I would have been able to work up interest in the column on my own, but it would have taken much, much longer, and been much more work on my part. Also I had a wonderful editor at Jezebel.com who believed in the project and supported the feature wholeheartedly, which is priceless to a writer.
What did you do to drive traffic (readers) to your blog?
I didn’t do anything! I wrote about what I enjoyed, and I had conversations online with other bloggers who were also writing about things I was interested in.
How did your blog-to-book deal come about?
A few editors at HarperCollins contacted me, I contacted the agent I knew from the old days, I wrote a proposal, and we inked the deal.
What one or two things that you did would you attribute to your blogging success (and to the book deal you landed)?

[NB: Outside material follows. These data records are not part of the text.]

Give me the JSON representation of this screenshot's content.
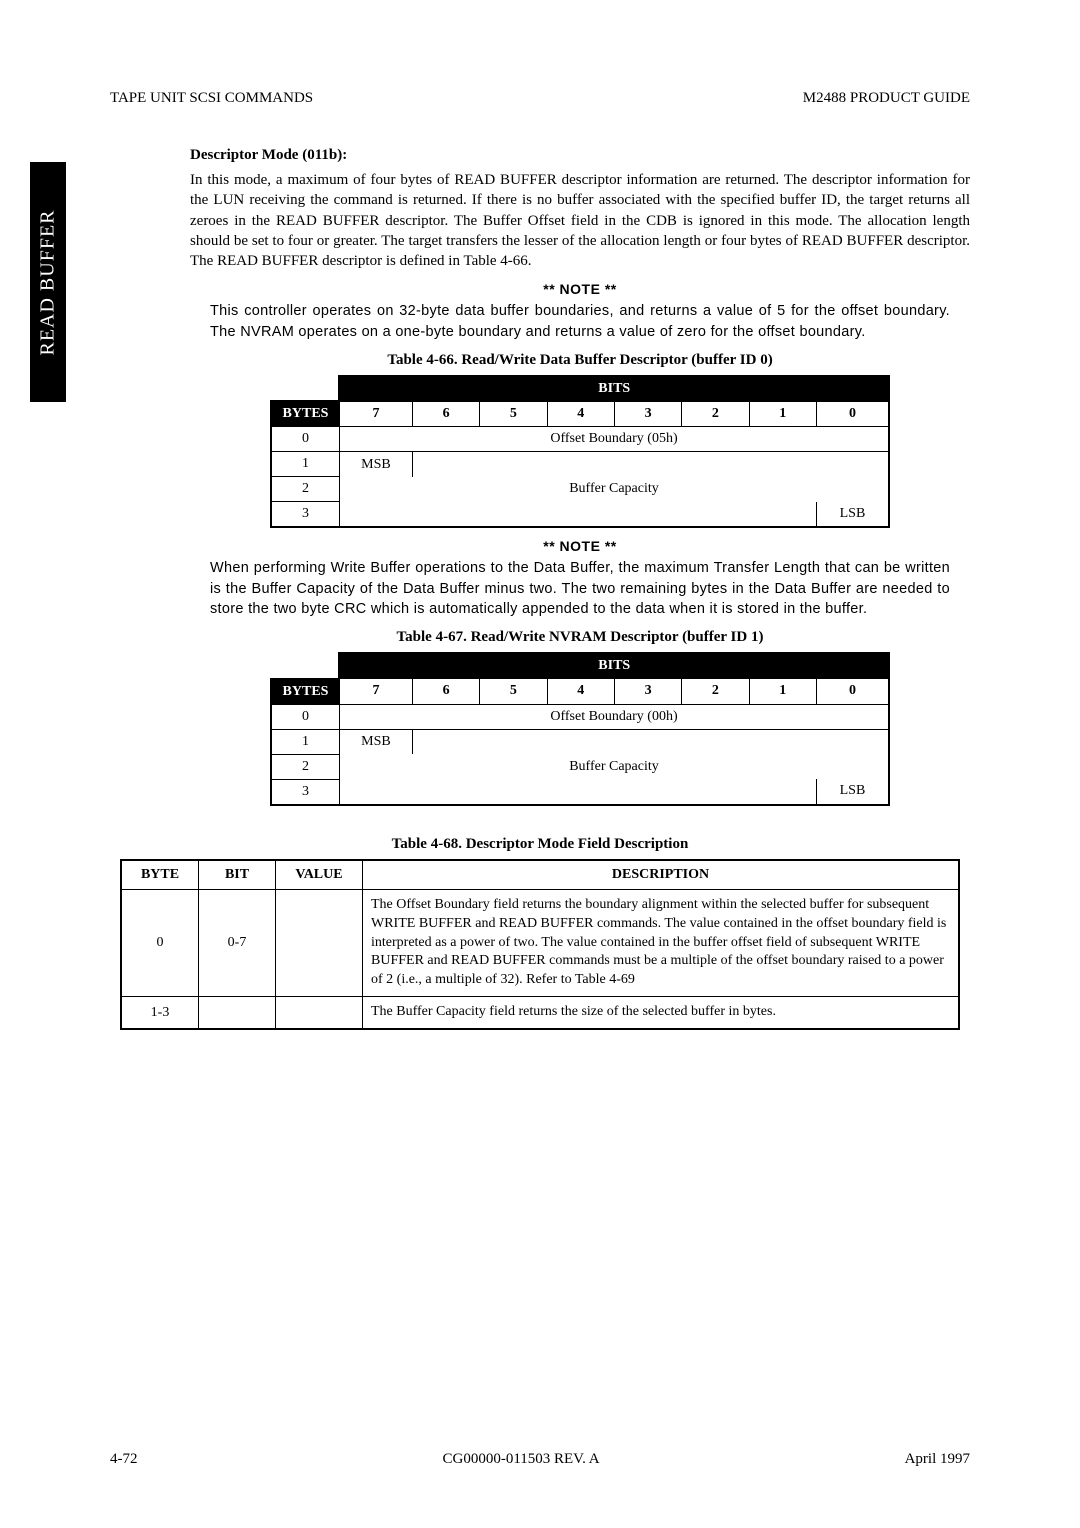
{
  "header": {
    "left": "TAPE UNIT SCSI COMMANDS",
    "right": "M2488 PRODUCT GUIDE"
  },
  "side_tab": "READ BUFFER",
  "section": {
    "heading": "Descriptor Mode (011b):",
    "para": "In this mode, a maximum of four bytes of READ BUFFER descriptor information are returned. The descriptor information for the LUN receiving the command is returned. If there is no buffer associated with the specified buffer ID, the target returns all zeroes in the READ BUFFER descriptor. The Buffer Offset field in the CDB is ignored in this mode. The allocation length should be set to four or greater. The target transfers the lesser of the allocation length or four bytes of READ BUFFER descriptor. The READ BUFFER descriptor is defined in Table 4-66."
  },
  "note1": {
    "head": "** NOTE **",
    "body": "This controller operates on 32-byte data buffer boundaries, and returns a value of 5 for the offset boundary.   The NVRAM operates on a one-byte boundary and returns a value of zero for the offset boundary."
  },
  "table66": {
    "caption": "Table 4-66.   Read/Write Data Buffer Descriptor (buffer ID 0)",
    "bits_label": "BITS",
    "bytes_label": "BYTES",
    "bits": [
      "7",
      "6",
      "5",
      "4",
      "3",
      "2",
      "1",
      "0"
    ],
    "rows_label": [
      "0",
      "1",
      "2",
      "3"
    ],
    "row0": "Offset Boundary (05h)",
    "msb": "MSB",
    "mid": "Buffer Capacity",
    "lsb": "LSB"
  },
  "note2": {
    "head": "** NOTE **",
    "body": "When performing Write Buffer operations to the Data Buffer, the maximum Transfer Length that can be written is the Buffer Capacity of the Data Buffer minus two. The two remaining bytes in the Data Buffer are needed to store the two byte CRC which is automatically appended to the data when it is stored in the buffer."
  },
  "table67": {
    "caption": "Table 4-67.   Read/Write NVRAM Descriptor (buffer ID 1)",
    "bits_label": "BITS",
    "bytes_label": "BYTES",
    "bits": [
      "7",
      "6",
      "5",
      "4",
      "3",
      "2",
      "1",
      "0"
    ],
    "rows_label": [
      "0",
      "1",
      "2",
      "3"
    ],
    "row0": "Offset Boundary (00h)",
    "msb": "MSB",
    "mid": "Buffer Capacity",
    "lsb": "LSB"
  },
  "table68": {
    "caption": "Table 4-68.   Descriptor Mode Field Description",
    "headers": [
      "BYTE",
      "BIT",
      "VALUE",
      "DESCRIPTION"
    ],
    "rows": [
      {
        "byte": "0",
        "bit": "0-7",
        "value": "",
        "desc": "The Offset Boundary field returns the boundary alignment within the selected buffer for subsequent WRITE BUFFER and READ BUFFER commands. The value contained in the offset boundary field is interpreted as a power of two.\nThe value contained in the buffer offset field of subsequent WRITE BUFFER and READ BUFFER commands must be a multiple of the offset boundary raised to a power of 2 (i.e., a multiple of 32). Refer to Table 4-69"
      },
      {
        "byte": "1-3",
        "bit": "",
        "value": "",
        "desc": "The Buffer Capacity field returns the size of the selected buffer in bytes."
      }
    ]
  },
  "footer": {
    "left": "4-72",
    "center": "CG00000-011503 REV. A",
    "right": "April 1997"
  }
}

One thing bloggers should do is be consistent, which is why blogging on something you’re enthusiastic about is important. You don’t get a book deal from a concept—you already have a concept, something you’ve been wanting to shape into a larger project for years. If you’re passionate about something, it’s easy to find others who’ll share your passion, especially if you’re also a clever, funny writer, or if you’re doing important, original work. So I would discourage people from trying to shape their ideas before they’ve even blogged. If it’s not something you’re compelled to do already, it’s probably not anything you could take far enough into a large blog project and then a book.
What advice would you give to writers wanting to blog a book (and build readership/platform while doing so)?
Choose a project you love, something you’ve always wanted to do. And if it doesn’t take, don’t feel too bad. Maybe you’re not a blogger. It’s not like blog-to-book deals are the only way to express your enthusiasms to a larger audience.
What’s the most important thing a blogger can do to get noticed in the blogosphere?
It’s less important to be noticed than it is for your project to have integrity and consistency and, one hopes, a degree of fun or novelty. Notice will follow. You can’t start by trying to be noticed. Blogging is like a dinner party. Being successfully social isn’t about trying to get attention at any cost; it’s about being yourself and appreciating others.
About the Author
Lizzie Skurnick is the columnist for Jezebel.com’s Fine Lines and the author of ten teen books in the Sweet Valley High, Love Stories and Alias series. Her literary blog, Old Hag, is a Forbes Best of the Web pick. She’s on the board of the National Book Critics Circle and has written on books and culture extensively for the New York Times Book Review, Times Sunday Styles, the LA Times, NPR.org, The Washington Post and many other publications. Her poetry has appeared everywhere from Morning Edition to the Iowa Review to New York magazine online, and she is the recipient of residencies or awards from Yaddo, the Ucross Foundation, the Virginia Center for the Creative Arts, and the AWP. An expanded edition of her Pushcart Prize-nominated chapbook of poetry, Check-In, was released by Caketrain Books in 2009. She lives in Jersey City.